During this session and throughout the day, I met with so many amazing and successful people which once again validates my love for hacking and sharing my knowledge of how I turned my passion into work.
The following are few of my takeaways from the panel after discussing and hearing more about the ideas and approaches from the successful panelists I shared the stage with:
We need to help change how women are perceived in tech. There seems to be a misconstrued perception in education and general culture, that many people don’t see women as “tech” types. It has even been mentioned that some recruiters don’t believe that women choose a career path in cybersecurity because it’s more of a masculine profession. Because of this, women need to try harder to be visible for opportunities and get recognition in these types of professions. We as women in this industry, need to be vocal and help share our love and passion for this industry to show other woman that this is an amazing career path!
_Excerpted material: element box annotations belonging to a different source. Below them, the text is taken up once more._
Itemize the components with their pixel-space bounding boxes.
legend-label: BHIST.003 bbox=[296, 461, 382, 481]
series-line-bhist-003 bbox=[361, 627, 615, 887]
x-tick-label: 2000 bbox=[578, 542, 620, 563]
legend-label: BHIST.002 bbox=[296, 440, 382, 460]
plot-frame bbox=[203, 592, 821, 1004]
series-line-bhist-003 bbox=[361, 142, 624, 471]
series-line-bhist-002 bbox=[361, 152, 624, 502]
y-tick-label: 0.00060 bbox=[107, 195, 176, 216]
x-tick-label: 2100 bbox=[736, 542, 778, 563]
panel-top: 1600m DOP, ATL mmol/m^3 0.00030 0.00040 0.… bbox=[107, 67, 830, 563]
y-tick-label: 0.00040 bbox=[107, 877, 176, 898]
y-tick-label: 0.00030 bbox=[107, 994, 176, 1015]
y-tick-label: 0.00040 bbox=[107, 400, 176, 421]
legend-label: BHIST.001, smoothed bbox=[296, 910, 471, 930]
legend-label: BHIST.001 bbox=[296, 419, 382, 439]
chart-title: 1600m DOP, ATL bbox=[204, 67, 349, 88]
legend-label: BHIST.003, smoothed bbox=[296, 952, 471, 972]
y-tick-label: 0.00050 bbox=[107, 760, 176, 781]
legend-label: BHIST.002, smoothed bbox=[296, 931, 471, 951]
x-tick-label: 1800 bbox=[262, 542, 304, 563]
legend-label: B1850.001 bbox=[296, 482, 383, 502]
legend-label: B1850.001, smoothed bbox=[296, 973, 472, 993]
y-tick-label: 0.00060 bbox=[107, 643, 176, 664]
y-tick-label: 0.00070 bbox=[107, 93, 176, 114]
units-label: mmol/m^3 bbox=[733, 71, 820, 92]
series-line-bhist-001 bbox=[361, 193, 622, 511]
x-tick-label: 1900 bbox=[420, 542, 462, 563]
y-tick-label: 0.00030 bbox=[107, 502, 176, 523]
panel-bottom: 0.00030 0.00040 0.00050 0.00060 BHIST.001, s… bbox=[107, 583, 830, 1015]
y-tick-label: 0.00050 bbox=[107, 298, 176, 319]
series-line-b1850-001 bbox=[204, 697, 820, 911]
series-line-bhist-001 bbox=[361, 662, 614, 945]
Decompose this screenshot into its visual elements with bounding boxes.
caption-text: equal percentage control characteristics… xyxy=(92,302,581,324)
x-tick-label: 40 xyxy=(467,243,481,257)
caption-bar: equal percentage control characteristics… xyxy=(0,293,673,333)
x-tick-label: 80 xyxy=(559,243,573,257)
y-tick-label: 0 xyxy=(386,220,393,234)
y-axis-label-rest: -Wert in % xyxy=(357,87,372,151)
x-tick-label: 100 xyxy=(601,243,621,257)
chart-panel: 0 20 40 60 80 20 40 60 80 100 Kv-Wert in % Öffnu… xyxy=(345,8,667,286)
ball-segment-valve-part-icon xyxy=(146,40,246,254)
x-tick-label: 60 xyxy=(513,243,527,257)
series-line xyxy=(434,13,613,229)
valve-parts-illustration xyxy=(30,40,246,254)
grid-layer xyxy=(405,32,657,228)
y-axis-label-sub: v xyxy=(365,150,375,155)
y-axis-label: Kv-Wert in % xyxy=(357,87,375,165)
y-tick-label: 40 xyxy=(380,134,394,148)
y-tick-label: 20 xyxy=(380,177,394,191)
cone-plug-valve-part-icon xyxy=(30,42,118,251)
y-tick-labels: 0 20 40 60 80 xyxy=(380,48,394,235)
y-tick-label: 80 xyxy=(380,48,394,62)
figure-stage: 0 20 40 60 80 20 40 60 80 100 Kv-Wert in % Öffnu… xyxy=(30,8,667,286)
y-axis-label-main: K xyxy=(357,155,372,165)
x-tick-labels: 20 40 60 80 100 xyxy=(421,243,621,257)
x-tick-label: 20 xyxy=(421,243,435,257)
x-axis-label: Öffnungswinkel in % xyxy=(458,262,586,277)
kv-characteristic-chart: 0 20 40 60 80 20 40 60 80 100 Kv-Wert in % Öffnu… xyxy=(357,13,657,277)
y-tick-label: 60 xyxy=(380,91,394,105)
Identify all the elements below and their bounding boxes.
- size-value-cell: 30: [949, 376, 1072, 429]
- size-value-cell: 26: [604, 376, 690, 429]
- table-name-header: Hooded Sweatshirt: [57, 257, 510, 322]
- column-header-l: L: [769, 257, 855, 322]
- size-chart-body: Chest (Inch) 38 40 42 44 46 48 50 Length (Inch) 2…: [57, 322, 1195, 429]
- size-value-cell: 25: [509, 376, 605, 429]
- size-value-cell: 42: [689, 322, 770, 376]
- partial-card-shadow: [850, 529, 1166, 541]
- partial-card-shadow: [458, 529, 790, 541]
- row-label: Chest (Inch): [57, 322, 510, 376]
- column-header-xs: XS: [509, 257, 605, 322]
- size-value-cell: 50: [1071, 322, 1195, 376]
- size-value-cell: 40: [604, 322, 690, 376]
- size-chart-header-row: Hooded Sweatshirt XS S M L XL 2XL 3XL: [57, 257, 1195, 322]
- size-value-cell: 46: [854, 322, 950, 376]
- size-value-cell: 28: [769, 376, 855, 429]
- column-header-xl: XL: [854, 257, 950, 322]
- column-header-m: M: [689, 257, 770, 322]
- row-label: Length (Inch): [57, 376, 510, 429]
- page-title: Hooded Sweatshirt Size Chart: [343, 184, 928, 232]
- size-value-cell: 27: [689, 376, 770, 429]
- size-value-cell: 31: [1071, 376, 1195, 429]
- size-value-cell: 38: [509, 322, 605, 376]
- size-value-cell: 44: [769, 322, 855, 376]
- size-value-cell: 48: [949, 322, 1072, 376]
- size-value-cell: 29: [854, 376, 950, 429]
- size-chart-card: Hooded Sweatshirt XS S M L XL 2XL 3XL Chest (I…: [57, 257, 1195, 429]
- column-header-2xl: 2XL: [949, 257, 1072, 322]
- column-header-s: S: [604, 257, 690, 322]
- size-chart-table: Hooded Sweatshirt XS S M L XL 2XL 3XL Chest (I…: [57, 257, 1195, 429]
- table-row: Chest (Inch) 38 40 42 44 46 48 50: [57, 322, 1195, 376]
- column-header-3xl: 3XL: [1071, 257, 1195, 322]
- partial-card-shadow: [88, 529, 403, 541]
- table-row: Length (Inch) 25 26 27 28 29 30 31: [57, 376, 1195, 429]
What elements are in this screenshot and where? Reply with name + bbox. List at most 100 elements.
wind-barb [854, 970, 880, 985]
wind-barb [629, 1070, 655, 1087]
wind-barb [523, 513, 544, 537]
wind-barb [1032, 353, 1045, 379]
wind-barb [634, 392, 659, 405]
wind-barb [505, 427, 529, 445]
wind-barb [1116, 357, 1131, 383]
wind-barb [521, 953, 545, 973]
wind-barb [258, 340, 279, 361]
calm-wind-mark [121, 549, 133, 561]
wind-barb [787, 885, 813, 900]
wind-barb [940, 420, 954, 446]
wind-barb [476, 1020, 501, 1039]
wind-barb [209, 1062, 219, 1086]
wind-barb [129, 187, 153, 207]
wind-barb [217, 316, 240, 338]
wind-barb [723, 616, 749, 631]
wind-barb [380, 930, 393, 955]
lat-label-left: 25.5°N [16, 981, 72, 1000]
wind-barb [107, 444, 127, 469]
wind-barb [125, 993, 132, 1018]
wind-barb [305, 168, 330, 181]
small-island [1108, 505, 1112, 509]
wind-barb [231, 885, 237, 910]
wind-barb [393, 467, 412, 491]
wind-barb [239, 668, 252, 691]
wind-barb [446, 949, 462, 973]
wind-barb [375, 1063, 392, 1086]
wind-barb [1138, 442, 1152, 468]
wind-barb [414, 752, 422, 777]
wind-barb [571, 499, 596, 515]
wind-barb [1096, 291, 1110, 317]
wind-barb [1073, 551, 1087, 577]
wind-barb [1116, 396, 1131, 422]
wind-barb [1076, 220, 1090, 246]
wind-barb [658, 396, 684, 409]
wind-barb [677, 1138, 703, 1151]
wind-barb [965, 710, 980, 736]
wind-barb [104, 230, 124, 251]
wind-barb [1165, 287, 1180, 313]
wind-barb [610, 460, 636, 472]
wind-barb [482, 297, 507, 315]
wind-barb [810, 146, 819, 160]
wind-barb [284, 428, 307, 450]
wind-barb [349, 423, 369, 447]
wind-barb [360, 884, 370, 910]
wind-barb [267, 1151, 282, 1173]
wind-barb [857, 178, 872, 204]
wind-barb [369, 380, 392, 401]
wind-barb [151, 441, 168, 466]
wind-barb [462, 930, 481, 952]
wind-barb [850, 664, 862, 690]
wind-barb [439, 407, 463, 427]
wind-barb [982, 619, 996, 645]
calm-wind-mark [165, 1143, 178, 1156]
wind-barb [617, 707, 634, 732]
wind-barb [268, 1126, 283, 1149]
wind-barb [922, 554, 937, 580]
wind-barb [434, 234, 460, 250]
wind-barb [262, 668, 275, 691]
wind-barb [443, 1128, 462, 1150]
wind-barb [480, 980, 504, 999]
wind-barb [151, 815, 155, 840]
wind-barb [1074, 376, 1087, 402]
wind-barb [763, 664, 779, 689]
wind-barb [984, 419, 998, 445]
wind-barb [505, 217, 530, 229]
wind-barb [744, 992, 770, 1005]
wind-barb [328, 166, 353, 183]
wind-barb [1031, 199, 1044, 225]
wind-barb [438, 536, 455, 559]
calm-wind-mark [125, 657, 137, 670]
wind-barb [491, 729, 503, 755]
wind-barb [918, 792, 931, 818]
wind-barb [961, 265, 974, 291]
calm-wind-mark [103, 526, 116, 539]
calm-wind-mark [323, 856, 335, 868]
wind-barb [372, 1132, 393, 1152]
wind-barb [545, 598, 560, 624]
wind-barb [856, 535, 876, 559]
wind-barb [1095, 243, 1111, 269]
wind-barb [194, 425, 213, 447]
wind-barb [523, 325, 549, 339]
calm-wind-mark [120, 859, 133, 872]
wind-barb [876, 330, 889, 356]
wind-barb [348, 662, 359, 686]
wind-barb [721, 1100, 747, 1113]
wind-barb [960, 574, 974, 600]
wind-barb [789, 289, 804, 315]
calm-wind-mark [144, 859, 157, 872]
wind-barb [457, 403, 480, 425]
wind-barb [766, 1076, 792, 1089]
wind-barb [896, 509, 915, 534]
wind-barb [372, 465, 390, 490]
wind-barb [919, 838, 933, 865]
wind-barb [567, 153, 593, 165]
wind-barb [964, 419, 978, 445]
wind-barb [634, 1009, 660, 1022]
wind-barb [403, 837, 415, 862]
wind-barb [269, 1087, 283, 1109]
If we want change, we must be the voice for that change. In many workplaces, women are expected to highlight their achievements and prove that they are better than or equal to their male colleagues to get what they deserve. To influence real change, it takes a village. As men and women who want this to change we need to take on this responsibility together and do our best to spread this vision around the world by living as live examples. During my time as a security consultant, I would notice executives light up with joy when they see a female ethical hacker on their project. They are generally interested in learning about my background which shows they want to encourage skilled women.
**Promoting diversity shouldn’t be necessary, it should be the standard. **Promoting gender equality within organizations shouldn’t be a voluntary assignment for men/women who choose to support this cause. There also needs to be support from an organizational level that can help guide those who are interested in supporting diversity initiatives.
**Help encourage individuals! **I think that if you meet anyone who is interested in in learning more about security you should help encourage them into the industry. However, given the misconstrued ideas around women not being interested in technology, we need to help combat that by encouraging more women to learn more about tech and cybersecurity. To an outsider, the security industry can be intimidating. Help shine a light on this industry and maybe they will fallen in love with the security space just as I have.
People should be treated equally at work without considering their gender, cultural backgrounds, or other personal differences. Instead, people should be recognized by their skillsets and ability to perform their job.
Being apart of this panel helped show me yet again that woman can do anything. It’s inspiring to see strong, successful woman in the security industry and be able to see them as examples of what can be. I too, hope to be an example to woman everywhere. If you have any interest in hacking, breaking things, finding bugs, etc — I’m here for you!
There are more woman in this industry then you realize and we can increase this number by supporting more individuals, listening to their concerns, and helping show them the way to recognizing their potential.
I can safely say for myself, that I won’t stop until I become one of the best hackers in the world! Someday, with a combination of challenging certificates, experience, passion, hard work, and some advertisement of my achievements I know I will make this happen!